1. An IUD: An intrauterine device? Hmm, sounds painful. Well, it’s not! An IUD is a tiny T-shaped implant that your physician inserts into your uterus through the opening of your cervix. After that, it works its magic for years — without you feeling or having to do anything. There are currently five FDA-approved brands of IUD in the US. Four of them use the hormone progestin to prevent pregnancy, while the other uses copper (in other words, it’s completely non-hormonal). Hormonal IUDs work for 3-6 years, depending on the brand, and copper IUDs are effective for up to 12 years. Don’t stress if you might want to get pregnant again sooner than you thought. You can start trying immediately after the doc removes the device. Oh yeah, and an IUD is awesomely effective. With a failure rate between 0.2 and 0.8 percent, it prevents pregnancy about as well as getting your tubes tied.

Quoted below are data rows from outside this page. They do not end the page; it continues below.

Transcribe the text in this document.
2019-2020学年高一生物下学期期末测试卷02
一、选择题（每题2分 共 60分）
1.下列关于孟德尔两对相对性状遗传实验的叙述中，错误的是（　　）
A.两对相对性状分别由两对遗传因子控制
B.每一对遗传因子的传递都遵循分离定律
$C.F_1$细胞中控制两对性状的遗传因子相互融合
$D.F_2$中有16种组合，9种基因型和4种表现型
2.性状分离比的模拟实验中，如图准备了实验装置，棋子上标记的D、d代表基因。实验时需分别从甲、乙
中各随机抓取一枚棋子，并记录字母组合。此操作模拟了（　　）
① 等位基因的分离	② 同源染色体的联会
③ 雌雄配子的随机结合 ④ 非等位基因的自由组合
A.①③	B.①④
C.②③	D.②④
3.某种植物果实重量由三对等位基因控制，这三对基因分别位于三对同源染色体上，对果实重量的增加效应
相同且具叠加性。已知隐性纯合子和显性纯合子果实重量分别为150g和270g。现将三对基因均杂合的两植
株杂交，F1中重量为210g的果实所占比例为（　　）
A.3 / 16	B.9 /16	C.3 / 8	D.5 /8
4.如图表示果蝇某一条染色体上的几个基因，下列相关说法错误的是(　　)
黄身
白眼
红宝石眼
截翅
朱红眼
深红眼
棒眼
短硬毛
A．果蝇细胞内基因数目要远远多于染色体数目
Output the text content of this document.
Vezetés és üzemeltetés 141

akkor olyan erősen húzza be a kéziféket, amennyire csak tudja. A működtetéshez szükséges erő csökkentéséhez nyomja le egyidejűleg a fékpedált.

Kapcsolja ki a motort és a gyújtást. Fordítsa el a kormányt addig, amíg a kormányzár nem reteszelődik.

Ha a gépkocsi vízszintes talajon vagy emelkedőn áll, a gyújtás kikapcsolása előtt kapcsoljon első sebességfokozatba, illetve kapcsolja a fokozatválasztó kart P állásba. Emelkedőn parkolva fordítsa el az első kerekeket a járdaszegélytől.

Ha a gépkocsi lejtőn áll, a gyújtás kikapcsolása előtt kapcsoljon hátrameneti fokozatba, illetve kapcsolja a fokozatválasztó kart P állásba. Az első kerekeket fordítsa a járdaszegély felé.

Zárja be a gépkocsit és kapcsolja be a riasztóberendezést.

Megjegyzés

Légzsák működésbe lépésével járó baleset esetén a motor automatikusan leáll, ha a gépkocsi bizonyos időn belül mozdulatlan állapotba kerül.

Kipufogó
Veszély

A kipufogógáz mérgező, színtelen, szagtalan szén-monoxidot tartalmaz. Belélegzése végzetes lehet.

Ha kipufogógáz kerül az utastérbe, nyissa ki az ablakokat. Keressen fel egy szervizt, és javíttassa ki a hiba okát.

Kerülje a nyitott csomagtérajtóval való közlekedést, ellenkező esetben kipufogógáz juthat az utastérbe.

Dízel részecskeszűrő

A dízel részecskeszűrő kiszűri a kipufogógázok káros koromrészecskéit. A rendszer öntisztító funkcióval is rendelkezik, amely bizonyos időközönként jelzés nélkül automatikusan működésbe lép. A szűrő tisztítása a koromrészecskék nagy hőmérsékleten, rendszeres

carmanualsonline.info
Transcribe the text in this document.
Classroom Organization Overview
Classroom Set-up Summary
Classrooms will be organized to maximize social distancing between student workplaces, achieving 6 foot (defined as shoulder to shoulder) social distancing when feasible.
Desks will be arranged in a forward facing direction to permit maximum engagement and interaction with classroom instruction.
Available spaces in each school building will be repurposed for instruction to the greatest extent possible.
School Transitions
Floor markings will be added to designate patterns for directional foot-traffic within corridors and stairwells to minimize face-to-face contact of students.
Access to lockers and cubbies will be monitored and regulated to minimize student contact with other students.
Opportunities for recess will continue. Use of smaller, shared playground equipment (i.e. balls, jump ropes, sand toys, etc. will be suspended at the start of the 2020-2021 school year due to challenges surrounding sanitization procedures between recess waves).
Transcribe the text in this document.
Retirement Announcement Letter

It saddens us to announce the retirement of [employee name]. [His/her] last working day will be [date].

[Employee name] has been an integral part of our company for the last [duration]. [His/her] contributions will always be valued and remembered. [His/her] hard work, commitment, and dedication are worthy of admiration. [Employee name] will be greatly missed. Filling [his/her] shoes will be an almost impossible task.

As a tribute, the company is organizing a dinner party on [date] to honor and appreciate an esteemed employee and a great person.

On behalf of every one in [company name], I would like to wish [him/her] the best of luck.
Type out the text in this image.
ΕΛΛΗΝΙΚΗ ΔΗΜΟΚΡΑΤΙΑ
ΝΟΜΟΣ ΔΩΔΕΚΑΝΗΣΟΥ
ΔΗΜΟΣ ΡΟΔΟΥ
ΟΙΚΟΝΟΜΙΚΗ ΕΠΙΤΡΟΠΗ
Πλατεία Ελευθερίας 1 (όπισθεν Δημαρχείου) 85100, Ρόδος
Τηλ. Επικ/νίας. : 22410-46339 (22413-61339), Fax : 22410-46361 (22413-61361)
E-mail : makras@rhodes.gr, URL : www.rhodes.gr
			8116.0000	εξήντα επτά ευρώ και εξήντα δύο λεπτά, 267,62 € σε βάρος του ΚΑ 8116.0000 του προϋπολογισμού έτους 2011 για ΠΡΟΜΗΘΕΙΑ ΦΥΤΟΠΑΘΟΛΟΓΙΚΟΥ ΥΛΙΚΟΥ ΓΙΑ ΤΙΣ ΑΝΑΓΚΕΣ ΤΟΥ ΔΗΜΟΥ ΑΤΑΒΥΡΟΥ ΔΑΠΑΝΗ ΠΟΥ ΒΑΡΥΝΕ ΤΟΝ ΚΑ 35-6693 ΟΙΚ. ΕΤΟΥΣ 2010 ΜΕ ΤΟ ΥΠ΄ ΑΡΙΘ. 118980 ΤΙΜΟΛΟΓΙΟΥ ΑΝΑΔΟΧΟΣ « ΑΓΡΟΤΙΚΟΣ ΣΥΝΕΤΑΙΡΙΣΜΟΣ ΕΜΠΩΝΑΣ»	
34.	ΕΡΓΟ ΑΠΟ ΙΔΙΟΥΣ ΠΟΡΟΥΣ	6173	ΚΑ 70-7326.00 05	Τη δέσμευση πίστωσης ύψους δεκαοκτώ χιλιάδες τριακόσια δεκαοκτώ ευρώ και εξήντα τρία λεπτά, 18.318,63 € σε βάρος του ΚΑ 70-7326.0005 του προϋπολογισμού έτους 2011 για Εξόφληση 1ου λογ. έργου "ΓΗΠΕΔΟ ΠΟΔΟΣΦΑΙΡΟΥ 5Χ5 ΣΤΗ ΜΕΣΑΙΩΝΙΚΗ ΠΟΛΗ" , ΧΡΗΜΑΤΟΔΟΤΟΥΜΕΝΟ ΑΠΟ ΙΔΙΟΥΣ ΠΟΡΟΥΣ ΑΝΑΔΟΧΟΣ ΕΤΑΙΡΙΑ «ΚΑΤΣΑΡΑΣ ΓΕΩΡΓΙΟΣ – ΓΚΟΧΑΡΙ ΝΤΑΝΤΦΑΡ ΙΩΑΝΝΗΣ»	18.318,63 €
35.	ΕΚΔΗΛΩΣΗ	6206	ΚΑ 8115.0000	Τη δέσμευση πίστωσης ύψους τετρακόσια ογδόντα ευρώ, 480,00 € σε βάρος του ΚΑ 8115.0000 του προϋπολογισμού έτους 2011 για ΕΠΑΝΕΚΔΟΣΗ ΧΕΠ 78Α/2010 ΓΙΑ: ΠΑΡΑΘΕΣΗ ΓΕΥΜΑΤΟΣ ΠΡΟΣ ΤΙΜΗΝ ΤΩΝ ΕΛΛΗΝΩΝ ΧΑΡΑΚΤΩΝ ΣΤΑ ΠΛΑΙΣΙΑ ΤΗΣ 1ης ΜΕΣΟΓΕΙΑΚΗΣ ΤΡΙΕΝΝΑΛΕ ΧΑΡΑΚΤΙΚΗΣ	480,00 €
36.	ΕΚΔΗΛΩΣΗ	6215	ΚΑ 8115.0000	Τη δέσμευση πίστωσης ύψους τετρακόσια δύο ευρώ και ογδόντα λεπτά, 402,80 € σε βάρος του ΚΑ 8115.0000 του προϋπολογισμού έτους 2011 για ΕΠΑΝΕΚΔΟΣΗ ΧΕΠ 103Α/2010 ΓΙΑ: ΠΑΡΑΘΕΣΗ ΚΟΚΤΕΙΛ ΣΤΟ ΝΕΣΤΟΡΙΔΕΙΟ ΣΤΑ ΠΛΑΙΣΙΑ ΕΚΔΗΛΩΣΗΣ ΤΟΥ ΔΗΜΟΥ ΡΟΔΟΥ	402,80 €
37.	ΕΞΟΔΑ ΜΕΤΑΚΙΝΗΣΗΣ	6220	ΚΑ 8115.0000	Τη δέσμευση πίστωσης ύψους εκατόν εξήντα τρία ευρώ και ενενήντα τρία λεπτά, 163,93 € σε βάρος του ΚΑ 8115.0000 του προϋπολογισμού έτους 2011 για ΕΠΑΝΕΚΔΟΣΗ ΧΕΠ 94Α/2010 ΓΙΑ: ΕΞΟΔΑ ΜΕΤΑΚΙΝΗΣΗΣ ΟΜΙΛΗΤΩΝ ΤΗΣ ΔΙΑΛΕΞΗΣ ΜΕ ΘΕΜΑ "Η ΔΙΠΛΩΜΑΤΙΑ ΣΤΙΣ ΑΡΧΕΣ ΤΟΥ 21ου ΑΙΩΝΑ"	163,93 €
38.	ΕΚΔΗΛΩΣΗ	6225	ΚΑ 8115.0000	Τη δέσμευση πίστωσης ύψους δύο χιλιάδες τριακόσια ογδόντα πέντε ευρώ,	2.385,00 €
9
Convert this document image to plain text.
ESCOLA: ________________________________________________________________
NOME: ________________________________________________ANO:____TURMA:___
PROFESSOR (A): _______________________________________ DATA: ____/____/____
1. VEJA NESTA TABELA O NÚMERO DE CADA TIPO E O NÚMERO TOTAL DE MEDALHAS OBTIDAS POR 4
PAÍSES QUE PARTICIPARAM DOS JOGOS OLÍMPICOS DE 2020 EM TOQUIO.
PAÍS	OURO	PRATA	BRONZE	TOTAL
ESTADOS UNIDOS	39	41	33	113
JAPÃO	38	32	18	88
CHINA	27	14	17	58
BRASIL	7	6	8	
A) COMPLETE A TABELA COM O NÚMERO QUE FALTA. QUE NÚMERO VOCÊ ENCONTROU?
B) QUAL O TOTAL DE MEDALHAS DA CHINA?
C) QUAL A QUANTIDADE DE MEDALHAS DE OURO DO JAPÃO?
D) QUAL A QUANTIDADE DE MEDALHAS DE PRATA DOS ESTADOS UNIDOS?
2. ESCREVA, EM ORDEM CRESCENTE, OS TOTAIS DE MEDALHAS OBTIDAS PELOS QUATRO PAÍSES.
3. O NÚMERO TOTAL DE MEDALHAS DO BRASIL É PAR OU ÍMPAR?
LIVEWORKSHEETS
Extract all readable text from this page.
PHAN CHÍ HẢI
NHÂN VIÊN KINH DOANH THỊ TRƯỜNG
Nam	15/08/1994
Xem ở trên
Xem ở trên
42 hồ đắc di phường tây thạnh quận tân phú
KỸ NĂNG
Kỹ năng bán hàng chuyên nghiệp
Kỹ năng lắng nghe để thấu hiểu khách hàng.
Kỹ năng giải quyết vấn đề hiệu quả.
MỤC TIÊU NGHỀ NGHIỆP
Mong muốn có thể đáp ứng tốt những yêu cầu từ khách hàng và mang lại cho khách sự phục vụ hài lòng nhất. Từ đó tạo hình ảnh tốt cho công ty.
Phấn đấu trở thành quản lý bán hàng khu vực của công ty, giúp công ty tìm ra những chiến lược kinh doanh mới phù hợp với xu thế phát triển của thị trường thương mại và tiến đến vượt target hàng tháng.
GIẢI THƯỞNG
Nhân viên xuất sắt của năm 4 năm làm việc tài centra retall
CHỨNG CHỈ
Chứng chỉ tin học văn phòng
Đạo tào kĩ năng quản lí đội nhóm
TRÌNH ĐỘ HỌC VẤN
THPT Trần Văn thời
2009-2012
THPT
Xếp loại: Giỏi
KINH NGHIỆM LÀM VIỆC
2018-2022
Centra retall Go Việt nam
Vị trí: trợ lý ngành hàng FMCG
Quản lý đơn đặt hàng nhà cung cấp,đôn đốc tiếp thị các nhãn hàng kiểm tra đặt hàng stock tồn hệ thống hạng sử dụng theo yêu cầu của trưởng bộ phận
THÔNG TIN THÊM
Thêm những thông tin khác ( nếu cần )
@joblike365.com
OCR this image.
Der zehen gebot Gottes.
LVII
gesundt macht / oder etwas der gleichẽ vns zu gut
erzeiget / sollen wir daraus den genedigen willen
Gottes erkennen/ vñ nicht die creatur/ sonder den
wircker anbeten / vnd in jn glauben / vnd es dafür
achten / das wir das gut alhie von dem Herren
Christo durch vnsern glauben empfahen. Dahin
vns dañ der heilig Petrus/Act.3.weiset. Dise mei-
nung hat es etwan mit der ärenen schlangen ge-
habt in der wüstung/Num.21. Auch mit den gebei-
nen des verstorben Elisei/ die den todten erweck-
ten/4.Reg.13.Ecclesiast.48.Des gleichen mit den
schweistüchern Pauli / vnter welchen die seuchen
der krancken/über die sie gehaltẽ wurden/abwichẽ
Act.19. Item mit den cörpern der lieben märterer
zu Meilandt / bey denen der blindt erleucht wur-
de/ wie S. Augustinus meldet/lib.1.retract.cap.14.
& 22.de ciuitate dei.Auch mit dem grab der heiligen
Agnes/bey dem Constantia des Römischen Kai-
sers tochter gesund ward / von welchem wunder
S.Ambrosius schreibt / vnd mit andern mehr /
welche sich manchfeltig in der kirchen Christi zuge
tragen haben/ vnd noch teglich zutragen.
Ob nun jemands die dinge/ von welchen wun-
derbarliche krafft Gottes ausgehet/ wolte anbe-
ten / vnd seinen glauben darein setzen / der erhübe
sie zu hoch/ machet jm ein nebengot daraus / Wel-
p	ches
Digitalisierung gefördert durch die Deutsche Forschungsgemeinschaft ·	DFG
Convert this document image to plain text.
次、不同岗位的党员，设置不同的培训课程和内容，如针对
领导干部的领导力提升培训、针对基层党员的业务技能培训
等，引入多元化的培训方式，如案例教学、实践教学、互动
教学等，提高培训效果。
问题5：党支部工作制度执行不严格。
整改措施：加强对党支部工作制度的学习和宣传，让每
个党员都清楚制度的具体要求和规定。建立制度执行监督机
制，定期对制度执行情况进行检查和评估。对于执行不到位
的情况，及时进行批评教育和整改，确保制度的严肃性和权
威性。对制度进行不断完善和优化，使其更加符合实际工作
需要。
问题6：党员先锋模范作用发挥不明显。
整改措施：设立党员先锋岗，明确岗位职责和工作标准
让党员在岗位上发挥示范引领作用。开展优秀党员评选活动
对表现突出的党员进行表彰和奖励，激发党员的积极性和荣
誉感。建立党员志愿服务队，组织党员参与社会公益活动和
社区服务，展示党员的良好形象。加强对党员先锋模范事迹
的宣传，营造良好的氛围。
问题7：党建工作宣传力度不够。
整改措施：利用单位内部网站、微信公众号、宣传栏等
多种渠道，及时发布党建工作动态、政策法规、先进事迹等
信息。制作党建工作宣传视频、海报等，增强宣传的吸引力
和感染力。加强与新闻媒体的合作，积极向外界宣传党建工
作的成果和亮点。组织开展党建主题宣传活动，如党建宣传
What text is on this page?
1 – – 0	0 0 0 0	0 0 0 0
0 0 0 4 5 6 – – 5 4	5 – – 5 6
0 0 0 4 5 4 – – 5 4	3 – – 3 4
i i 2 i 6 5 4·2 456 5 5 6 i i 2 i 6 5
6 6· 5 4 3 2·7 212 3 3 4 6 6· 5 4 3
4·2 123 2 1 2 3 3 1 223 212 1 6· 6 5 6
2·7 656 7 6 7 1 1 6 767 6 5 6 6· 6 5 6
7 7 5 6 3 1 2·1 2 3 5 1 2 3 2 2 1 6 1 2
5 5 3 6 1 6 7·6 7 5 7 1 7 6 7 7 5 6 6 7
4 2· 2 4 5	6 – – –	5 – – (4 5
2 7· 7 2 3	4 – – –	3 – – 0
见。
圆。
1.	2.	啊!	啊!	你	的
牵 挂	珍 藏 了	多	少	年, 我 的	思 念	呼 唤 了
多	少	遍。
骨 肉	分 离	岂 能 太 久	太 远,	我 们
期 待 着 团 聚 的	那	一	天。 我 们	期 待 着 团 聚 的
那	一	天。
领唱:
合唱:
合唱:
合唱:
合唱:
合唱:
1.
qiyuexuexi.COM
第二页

2. Hormonal BC: The pill, injectables, the patch, and the ring are all hormonal contraceptive options that you can use post-pregnancy. It’s likely that your doc won’t prescribe any of these for at least four weeks postpartum. Estrogen-containing BC may lower your milk supply, making breastfeeding a challenge. When you want to try for baby number two (or higher), the amount of time it takes depends on which option you’ve chosen and your body. After you stop taking a pill or using a ring, you might get pregnant right away. (Well, at least during the next month.) Post-injectable pregnancies take more time. You may not be able to conceive for months after your last one. If you chose the patch, regular ovulation may take up to three months to return.
3. A Diaphragm: So you’re not into having a BC device in you at all times, and hormones aren’t for you. A diaphragm is a removable option that provides a barrier between your cervix and your partner’s little swimmers. If you used this method in your pre-baby days, make sure to talk to your doctor about getting a refit. Your old diaphragm may need an upgrade to fit your new post-pregnancy body. If you’re looking for a fail-safe method, this isn’t it: Diaphragms have a 12 percent failure rate during typical use. But if you’re considering getting preggo again soon, it could be a good choice. All you have to do is stop using your diaphragm once you’re ready to start the baby-making process again.
4. Condoms: You thought your condom days were long gone when you got married, or at least once you got into a committed relationship. Condoms aren’t anywhere near as effective at preventing pregnancies as IUDs or some of the hormonal BC options. They have an 18 percent failure rate, according to the CDC. But they do help prevent STI transmission too, and their effectiveness can be improved to about 98 percent if you use them correctly. And, like with other barrier methods of birth control, once you decide you want to get pregnant again, you can start trying right away.
5. Breastfeeding: The lactational amenorrhea method, AKA stopping your period by breastfeeding, is a natural way to prevent pregnancy. Kind of. It is totally natural. Nursing nourishes your baby, helps you bond with them, and, bonus, may stop you from getting pregnant again right away. But — and this is a big but — you need to meet every effectiveness criterion for this method to work. That means you need to exclusively breastfeed (absolutely no formula), feed your baby every four hours (including at night), and not have had a post-delivery period yet. Along with meeting these criteria, you can only use this method during the first six months after childbirth. Especially once you start brushing up against that deadline, you’ll probably want to combine breastfeeding with another form of birth control.